Sete-cores-da-amazônia: características e alimentação

Os pássaros da espécie sete-cores-da-amazônia receberam seu nome científico da língua indígena. É uma ave de tamanho médio sem distinções marcantes entre machos e fêmeas.

O sete-cores-da-amazônia (Tangara chilensis) é uma ave passeriforme de cores marcantes e variadas, pertencente à família Thraupidae. Quatro subespécies são reconhecidas nessa família: T. c. chilensisT. c. paradisea, T. c. caelicolor e T. c. chlorocorys.

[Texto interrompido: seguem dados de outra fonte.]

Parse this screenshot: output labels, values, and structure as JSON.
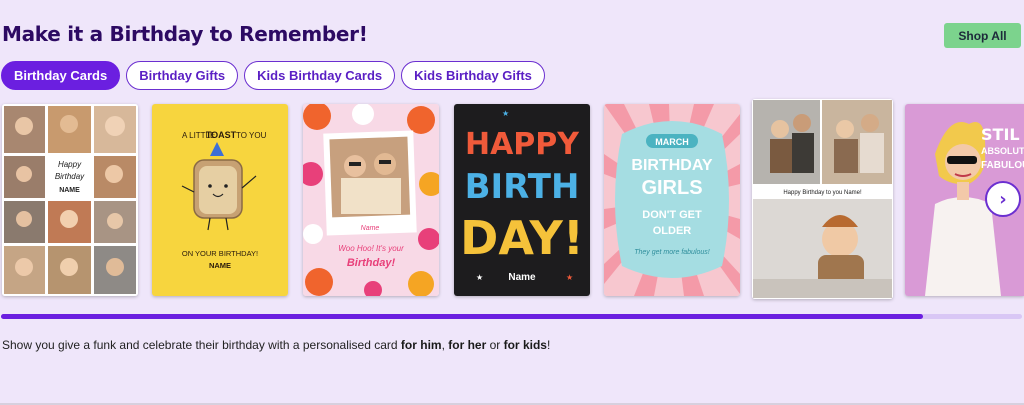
{
  "section": {
    "title": "Make it a Birthday to Remember!",
    "shop_all_label": "Shop All"
  },
  "tabs": [
    {
      "label": "Birthday Cards",
      "active": true
    },
    {
      "label": "Birthday Gifts",
      "active": false
    },
    {
      "label": "Kids Birthday Cards",
      "active": false
    },
    {
      "label": "Kids Birthday Gifts",
      "active": false
    }
  ],
  "cards": [
    {
      "name": "photo-collage-card",
      "text_lines": [
        "Happy",
        "Birthday",
        "NAME"
      ]
    },
    {
      "name": "toast-card",
      "text_top_1": "A LITTLE",
      "text_top_2": "TOAST",
      "text_top_3": "TO YOU",
      "text_bottom_1": "ON YOUR BIRTHDAY!",
      "text_bottom_2": "NAME"
    },
    {
      "name": "floral-polaroid-card",
      "photo_label": "Name",
      "text_1": "Woo Hoo! It's your",
      "text_2": "Birthday!"
    },
    {
      "name": "happy-birthday-letters-card",
      "line_1": "HAPPY",
      "line_2": "BIRTH",
      "line_3": "DAY!",
      "name_text": "Name"
    },
    {
      "name": "march-birthday-girls-card",
      "line_1": "MARCH",
      "line_2": "BIRTHDAY",
      "line_3": "GIRLS",
      "line_4": "DON'T GET",
      "line_5": "OLDER",
      "line_6": "They get more fabulous!"
    },
    {
      "name": "kids-photo-card",
      "caption": "Happy Birthday to you Name!"
    },
    {
      "name": "fabulous-card",
      "text_1": "STIL",
      "text_2": "ABSOLUTE",
      "text_3": "FABULOU"
    }
  ],
  "description": {
    "prefix": "Show you give a funk and celebrate their birthday with a personalised card ",
    "him": "for him",
    "comma": ", ",
    "her": "for her",
    "or": " or ",
    "kids": "for kids",
    "suffix": "!"
  },
  "scroll": {
    "progress": 0.903
  },
  "colors": {
    "accent": "#6b1fe0",
    "shop_all": "#7cd38d",
    "background": "#efe6fa"
  },
  "icons": {
    "next": "chevron-right-icon"
  },
  "next_glyph": "›"
}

É interessante saber que o nome do gênero Tangara significa dançarino na língua indígena tupi. No início, o termo era usado para pássaros piprídeos, mas depois passou a ser usado para se referir a outros pássaros brilhantes semelhantes a pintassilgos.

Além disso, a família de pássaros Thraupidae está restrita ao Novo Mundo e principalmente aos trópicos. Muitas das espécies dessa família habitam as mesmas áreas, mas apresentam especializações em sua dieta que reduzem a competição pelo habitat.

Essas especializações tróficas evitam uma sobreposição de nichos ecológicos. Dentro de suas limitações fisiológicas, as espécies se especializam em um recurso específico para não prejudicar sua própria existência e a de seus companheiros de habitat.

Qual é a aparência do sete-cores-da-amazônia?

A espécie tem um padrão multicolorido inconfundível e não apresenta um dimorfismo sexual acentuado, por isso o sexo de um espécime não pode ser determinada visualmente. O pássaro ostenta uma cabeça verde-limão com um corpo preto, a garganta é azul-escura, adquirindo uma tonalidade azul-celeste brilhante em direção ao peito.

Também possui um anel ocular preto. O centro da barriga é preto e o dorso é vermelho brilhante (nos chilensis) ou vermelho e amarelo (nos chlorocorys). Em seu primeiro ano de vida, os pássaros costumam ser uma versão mais opaca dos adultos. Em termos de tamanho, essa espécie tem cerca de 14 centímetros e pesa 19 gramas.

Distribuição geográfica e habitat do sete-cores-da-amazônia

A ave vive em florestas úmidas do continente e em florestas inundáveis. Geralmente, é encontrado em margens das florestas tropicais. A espécie está distribuída desde as Guianas e o sul da Venezuela até o norte da Bolívia e a Amazônia brasileira.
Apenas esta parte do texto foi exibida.